Sharma, who was born and raised in India, said the inspiration for his film came from his own experiences as a gay Muslim. His curiosity about how Islam and homosexuality intersect grew when he attended American University in Washington, where he received a master’s degree in film and video.

Listening to stories told by gay Muslims at the school, Sharma conceived the idea of a picture that would “give voice to a community that really needed to be heard and that until now hadn’t been; it was about going where the silence was strongest.”

Sharma has conducted interviews throughout North America, Europe, Asia and the Middle East, in such countries as Afghanistan, Pakistan, India and Egypt. Many of the people he interviewed were found through the Internet.

“I received thousands of e-mails shortly after word got out about the film,” Sharma said. “One 17-year-old Egyptian is remarkably brave, quite open about his sexual orientation despite that country’s crackdown on homosexuals.”

As with Christianity and Judaism, there is a broad range of expert opinion on the exact nature of Islam’s official stance toward homosexuality. Some scholars interpret the Quran as suggesting that there is no condemnation of homosexuality, while others read Muslim scripture as indicating that homosexual acts should be punished with death.
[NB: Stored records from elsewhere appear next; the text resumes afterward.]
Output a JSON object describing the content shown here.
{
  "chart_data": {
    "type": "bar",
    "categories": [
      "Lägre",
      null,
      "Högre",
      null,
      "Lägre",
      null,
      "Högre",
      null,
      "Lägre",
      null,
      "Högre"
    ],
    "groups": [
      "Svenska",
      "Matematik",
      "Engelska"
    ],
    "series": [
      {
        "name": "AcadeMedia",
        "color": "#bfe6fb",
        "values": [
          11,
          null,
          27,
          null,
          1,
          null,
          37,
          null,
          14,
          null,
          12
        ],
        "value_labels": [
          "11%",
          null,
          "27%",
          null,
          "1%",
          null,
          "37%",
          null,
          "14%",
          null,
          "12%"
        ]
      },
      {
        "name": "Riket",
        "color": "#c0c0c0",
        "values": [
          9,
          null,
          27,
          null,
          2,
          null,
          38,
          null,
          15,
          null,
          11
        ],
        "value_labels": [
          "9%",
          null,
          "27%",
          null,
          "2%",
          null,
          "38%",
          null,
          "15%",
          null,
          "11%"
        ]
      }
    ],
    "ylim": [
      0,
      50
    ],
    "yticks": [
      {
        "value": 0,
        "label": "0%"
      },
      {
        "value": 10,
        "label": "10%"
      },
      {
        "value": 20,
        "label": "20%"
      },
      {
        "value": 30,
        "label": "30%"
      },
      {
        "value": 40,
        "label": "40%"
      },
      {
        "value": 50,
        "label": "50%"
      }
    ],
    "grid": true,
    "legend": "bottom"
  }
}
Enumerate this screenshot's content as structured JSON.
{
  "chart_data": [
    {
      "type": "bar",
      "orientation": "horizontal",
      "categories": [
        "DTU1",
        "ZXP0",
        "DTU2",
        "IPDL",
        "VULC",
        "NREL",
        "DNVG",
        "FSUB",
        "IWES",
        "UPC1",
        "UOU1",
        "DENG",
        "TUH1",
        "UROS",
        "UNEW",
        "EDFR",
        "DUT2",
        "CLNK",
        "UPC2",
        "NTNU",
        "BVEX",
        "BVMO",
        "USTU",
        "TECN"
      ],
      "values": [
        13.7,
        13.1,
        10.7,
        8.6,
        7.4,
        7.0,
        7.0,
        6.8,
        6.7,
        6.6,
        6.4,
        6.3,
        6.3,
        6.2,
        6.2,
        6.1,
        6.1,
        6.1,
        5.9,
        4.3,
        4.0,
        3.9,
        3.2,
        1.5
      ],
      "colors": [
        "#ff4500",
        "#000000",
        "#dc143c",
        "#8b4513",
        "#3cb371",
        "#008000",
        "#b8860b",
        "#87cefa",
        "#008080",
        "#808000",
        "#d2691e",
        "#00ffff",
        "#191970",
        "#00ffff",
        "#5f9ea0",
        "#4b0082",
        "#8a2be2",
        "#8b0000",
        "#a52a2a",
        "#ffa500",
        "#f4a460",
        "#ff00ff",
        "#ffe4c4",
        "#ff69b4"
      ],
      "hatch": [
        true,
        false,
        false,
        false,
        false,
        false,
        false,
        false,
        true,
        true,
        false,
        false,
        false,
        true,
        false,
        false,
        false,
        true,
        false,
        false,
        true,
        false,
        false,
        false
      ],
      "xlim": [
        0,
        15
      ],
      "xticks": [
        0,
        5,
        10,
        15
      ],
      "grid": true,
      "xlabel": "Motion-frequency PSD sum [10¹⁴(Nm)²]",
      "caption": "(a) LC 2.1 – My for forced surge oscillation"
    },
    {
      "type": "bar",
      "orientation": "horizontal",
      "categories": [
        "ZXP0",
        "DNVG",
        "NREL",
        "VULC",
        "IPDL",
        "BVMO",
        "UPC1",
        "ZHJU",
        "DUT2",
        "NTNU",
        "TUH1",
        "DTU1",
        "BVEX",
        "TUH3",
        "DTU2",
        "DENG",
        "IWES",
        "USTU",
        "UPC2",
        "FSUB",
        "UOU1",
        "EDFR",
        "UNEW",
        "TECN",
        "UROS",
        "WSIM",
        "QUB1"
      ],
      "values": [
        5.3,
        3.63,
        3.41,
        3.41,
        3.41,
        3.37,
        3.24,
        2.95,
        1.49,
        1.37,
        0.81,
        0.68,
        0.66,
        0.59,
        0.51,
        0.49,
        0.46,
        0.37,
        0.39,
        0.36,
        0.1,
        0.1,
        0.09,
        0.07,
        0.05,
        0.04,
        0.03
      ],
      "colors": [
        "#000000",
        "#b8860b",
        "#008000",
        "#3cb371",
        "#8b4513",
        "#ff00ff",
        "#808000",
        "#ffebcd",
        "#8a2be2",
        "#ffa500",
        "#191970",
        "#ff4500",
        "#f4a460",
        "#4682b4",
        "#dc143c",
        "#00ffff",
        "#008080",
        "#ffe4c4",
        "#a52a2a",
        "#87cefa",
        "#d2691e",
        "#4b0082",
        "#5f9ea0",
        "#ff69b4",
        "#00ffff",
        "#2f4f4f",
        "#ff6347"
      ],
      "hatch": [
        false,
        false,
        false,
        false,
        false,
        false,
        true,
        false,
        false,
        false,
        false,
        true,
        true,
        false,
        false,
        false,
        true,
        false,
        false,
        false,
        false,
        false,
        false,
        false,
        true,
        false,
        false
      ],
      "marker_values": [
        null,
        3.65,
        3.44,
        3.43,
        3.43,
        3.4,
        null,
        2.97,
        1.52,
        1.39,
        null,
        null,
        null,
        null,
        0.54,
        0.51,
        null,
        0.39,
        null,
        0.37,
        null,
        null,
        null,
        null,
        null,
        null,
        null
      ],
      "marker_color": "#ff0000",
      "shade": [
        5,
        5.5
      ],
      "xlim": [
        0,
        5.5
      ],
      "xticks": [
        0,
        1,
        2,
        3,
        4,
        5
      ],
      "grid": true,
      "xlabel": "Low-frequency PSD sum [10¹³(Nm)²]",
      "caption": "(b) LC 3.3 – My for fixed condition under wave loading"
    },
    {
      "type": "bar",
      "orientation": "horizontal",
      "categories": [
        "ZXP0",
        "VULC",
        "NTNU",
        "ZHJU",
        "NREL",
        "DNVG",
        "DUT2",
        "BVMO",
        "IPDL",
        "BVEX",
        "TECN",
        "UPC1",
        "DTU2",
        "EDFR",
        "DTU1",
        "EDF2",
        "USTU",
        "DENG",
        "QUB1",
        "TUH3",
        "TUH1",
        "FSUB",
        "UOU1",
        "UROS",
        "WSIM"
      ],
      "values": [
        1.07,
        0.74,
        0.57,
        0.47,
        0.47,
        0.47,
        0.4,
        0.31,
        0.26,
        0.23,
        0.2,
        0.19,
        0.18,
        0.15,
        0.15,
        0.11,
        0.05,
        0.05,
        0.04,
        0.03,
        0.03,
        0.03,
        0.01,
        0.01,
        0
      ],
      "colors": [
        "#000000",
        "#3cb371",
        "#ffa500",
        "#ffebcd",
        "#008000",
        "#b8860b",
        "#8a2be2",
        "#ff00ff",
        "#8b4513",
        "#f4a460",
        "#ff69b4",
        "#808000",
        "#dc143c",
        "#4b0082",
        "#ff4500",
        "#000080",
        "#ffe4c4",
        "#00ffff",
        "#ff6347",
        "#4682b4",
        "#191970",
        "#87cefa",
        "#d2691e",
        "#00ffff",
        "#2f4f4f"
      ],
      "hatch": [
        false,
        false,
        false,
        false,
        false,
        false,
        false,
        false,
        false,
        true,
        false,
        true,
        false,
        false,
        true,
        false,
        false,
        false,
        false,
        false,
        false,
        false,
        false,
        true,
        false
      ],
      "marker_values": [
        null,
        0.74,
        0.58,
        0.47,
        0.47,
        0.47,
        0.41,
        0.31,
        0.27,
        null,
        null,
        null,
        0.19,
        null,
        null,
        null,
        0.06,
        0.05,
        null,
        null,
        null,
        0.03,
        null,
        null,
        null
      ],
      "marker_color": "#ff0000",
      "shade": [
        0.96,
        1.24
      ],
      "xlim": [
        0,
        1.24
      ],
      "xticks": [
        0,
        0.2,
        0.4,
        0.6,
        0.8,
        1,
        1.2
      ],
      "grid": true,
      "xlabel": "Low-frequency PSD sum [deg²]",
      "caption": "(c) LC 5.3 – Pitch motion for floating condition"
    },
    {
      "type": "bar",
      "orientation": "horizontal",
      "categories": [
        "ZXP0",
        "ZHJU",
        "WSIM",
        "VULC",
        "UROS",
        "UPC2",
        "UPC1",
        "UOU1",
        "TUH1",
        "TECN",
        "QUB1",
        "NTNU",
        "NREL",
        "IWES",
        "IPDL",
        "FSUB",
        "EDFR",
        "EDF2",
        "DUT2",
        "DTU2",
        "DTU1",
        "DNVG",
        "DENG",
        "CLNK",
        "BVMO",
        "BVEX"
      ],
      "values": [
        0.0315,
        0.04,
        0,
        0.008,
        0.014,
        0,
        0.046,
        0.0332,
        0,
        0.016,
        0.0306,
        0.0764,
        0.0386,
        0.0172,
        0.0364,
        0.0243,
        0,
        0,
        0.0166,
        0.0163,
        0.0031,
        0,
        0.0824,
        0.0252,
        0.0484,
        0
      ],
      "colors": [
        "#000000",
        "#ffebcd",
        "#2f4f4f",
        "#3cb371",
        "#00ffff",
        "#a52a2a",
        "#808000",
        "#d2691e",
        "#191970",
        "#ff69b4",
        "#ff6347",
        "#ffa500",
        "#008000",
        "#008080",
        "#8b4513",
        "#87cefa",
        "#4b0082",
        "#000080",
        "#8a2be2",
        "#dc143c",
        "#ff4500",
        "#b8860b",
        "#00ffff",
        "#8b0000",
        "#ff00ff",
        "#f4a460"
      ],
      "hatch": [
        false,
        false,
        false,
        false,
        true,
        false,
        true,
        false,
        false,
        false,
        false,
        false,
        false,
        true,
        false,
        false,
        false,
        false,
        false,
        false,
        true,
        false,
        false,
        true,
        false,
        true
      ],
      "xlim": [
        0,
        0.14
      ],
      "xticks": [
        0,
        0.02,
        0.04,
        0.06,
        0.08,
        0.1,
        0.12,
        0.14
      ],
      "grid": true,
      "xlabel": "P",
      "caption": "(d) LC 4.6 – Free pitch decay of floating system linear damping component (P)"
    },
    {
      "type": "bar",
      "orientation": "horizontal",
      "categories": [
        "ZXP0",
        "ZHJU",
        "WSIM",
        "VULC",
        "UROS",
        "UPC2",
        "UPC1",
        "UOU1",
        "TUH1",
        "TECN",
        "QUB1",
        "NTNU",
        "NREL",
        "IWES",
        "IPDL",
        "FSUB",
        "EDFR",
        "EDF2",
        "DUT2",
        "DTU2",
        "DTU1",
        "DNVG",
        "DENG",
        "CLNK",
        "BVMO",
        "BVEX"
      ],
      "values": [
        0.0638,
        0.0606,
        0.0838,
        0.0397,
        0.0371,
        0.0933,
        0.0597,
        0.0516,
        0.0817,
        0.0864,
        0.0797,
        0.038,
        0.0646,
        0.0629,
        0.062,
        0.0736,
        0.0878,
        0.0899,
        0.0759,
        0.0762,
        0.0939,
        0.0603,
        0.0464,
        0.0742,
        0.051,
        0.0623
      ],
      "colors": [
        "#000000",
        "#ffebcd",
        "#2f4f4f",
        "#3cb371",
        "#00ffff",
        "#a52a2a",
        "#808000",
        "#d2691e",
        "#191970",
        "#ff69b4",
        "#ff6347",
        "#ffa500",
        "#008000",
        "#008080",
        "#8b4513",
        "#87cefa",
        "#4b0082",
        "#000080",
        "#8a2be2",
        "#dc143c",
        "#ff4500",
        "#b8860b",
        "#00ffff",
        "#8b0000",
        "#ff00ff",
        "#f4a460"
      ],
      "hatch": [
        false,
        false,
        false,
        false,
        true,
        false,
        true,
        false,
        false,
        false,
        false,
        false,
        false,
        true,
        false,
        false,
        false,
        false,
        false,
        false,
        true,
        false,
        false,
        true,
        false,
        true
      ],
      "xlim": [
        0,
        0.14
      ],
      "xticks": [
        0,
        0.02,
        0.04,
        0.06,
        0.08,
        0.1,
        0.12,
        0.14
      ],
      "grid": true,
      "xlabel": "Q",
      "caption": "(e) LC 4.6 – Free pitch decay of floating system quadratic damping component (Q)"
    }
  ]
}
Given the hostility toward homosexuality in some Islamic factions, Sharma has gone to great lengths to reassure many of his interview subjects that they will remain anonymous.

But this obscuring of identities has led to what the director regards as one of his key challenges: filming people in silhouette or with their faces covered tends to reinforce a sense of shame around homosexuality, precisely countering one of Sharma’s main objectives.

“One young Afghan woman I’ve interviewed, if her family found out about her being lesbian they would undoubtedly kill her,” Sharma said.

“So it’s unavoidable. In certain circumstances, I’m going to have to conceal faces. But I’d rather not.”

Still, nothing in that difficult process—including the threats to himself—has destroyed Sharma’s faith in the ability of Islam to tolerate diversity.

“You have to understand,” Sharma said, “that Islam is a religion of more than a billion people, one more than 13 centuries old, that has been hijacked by an extremely small and sometimes loud minority.